I went walking in a park a few hours ago, and I do not wear a mask while walking but just distance from others. No one had a problem there as some runners were without masks and distanced, some walkers and the sports teams had masks and still distanced, unless they were families. When I was almost near to a child who did not have a mask the child already knew to move away from me even before I moved the other way from her. Most parents have already trained their children well.
Anne TE, if more people acted as you did we would be one step closer to shutting down this terrible virus. We can open the schools if we do it correctly. The problem is that too many folks want to just let the kids develop herd immunity and hope for the best, even in areas where the virus is spreading.
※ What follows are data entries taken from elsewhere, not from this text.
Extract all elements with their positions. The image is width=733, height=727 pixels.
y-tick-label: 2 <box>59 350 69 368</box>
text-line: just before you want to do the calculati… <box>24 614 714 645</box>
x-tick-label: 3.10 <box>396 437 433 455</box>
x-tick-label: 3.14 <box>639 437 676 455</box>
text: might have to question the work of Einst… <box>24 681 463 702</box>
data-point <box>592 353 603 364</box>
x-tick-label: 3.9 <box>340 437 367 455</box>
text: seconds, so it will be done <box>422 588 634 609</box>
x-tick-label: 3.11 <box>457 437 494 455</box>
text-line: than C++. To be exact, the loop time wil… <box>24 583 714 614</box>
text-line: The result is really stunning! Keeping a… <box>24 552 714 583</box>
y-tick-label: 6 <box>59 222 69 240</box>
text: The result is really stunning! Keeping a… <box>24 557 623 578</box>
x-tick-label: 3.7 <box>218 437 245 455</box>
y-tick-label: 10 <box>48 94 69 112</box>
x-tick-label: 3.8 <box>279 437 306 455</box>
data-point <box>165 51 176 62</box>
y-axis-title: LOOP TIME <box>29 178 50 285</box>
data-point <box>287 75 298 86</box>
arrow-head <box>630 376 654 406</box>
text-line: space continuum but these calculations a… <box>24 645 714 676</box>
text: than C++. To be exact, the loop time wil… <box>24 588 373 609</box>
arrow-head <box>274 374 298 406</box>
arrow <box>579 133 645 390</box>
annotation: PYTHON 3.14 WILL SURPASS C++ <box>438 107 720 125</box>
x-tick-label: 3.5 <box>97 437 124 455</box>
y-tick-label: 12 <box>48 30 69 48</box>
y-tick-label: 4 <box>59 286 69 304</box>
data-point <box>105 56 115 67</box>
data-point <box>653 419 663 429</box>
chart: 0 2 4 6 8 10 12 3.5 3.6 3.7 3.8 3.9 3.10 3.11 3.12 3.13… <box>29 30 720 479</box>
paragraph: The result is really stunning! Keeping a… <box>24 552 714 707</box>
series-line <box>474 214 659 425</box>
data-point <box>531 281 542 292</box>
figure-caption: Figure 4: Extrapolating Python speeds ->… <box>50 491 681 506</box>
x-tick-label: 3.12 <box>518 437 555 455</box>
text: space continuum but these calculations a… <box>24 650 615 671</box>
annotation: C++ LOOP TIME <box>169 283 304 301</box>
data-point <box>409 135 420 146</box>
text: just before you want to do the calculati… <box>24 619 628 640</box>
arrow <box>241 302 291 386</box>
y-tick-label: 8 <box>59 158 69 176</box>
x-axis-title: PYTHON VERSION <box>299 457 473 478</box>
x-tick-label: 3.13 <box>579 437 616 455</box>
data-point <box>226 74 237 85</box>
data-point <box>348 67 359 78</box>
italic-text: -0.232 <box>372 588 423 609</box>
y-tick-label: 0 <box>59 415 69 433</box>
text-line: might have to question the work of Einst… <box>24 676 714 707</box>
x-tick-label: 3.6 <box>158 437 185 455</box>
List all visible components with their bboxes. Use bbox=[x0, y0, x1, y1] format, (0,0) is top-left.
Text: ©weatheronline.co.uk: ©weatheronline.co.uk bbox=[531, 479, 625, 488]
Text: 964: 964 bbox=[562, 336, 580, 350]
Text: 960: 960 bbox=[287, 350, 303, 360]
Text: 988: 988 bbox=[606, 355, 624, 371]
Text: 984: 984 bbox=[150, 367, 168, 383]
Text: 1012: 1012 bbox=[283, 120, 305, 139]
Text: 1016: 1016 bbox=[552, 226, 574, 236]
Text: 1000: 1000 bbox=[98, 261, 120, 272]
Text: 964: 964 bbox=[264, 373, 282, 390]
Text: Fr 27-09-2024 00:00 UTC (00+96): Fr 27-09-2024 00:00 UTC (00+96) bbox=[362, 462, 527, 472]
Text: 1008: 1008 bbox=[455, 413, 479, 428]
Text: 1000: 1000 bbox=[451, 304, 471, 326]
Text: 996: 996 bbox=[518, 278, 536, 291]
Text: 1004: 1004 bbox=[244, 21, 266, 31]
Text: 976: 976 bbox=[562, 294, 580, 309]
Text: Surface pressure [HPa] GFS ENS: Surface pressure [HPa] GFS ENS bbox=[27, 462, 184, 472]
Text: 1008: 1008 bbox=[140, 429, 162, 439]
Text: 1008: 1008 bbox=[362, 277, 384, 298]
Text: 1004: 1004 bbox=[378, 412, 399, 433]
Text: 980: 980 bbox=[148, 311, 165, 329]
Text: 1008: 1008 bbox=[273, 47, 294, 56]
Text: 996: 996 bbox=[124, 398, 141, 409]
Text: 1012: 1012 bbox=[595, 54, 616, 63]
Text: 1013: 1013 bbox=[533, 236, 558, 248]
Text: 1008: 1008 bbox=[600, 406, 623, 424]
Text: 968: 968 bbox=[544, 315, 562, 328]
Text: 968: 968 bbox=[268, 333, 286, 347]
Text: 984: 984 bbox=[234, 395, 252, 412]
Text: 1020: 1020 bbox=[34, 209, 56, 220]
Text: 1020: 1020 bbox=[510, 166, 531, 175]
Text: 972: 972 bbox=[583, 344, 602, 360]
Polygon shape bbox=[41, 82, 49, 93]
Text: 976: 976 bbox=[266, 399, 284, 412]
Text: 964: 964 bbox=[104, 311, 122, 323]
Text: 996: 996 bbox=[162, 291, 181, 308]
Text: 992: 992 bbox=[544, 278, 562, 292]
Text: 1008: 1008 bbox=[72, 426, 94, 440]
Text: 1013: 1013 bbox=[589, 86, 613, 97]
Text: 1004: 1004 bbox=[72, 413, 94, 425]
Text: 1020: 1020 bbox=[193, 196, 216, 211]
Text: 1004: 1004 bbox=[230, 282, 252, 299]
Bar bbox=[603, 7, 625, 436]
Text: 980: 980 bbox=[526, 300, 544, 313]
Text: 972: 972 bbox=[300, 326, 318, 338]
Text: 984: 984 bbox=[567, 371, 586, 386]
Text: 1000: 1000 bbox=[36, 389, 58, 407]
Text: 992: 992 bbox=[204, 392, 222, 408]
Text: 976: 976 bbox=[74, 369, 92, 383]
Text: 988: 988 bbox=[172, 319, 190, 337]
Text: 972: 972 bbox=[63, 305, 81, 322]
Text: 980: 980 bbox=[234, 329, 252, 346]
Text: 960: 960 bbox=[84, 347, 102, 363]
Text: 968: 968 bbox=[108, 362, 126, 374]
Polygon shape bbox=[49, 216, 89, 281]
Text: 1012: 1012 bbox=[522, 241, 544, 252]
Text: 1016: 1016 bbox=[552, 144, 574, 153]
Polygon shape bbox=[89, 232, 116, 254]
I do think some people already have immunity to it. I might even have immunity as in the early part of the year when COVID was already in my area, I was hugging my grandchildren, who soon got sick from a previous party: getting holy water on my face from a commonly used holy water fount; receiving Communion on the tongue at traditional and newer Masses, and for some reason I just did not get it. I did do a novena to St. Blaise since I did not get my throat blessed this year.
We do need to be careful but not overly so.
One thing I did not do during the early part of the year. I never took Communion from the common chalice as I was taught not to drink from another’s cup nor from his/her plate if he had already used it, except in emergencies. It was Jewish custom for the Apostles to have their own cups at a Seder. There does not seem to be any evidence that the Lord did otherwise. According to custom he would have consecration the cups all at the same time just as Jewish people still bless the separate cups at Passover. Intinction for both kinds of Communion is safer.
I meant intinction is safer if the priests and communicants are taught properly how to give and receive Communion than many drinking out of a common chalice. None of that is necessary, though, in the Latin Rite because the Host contains BOTH the body and blood, and that is all that is needed for laypeople to receive full Communion.
It will be remarkable if half of Catholic schools in L.A. survive.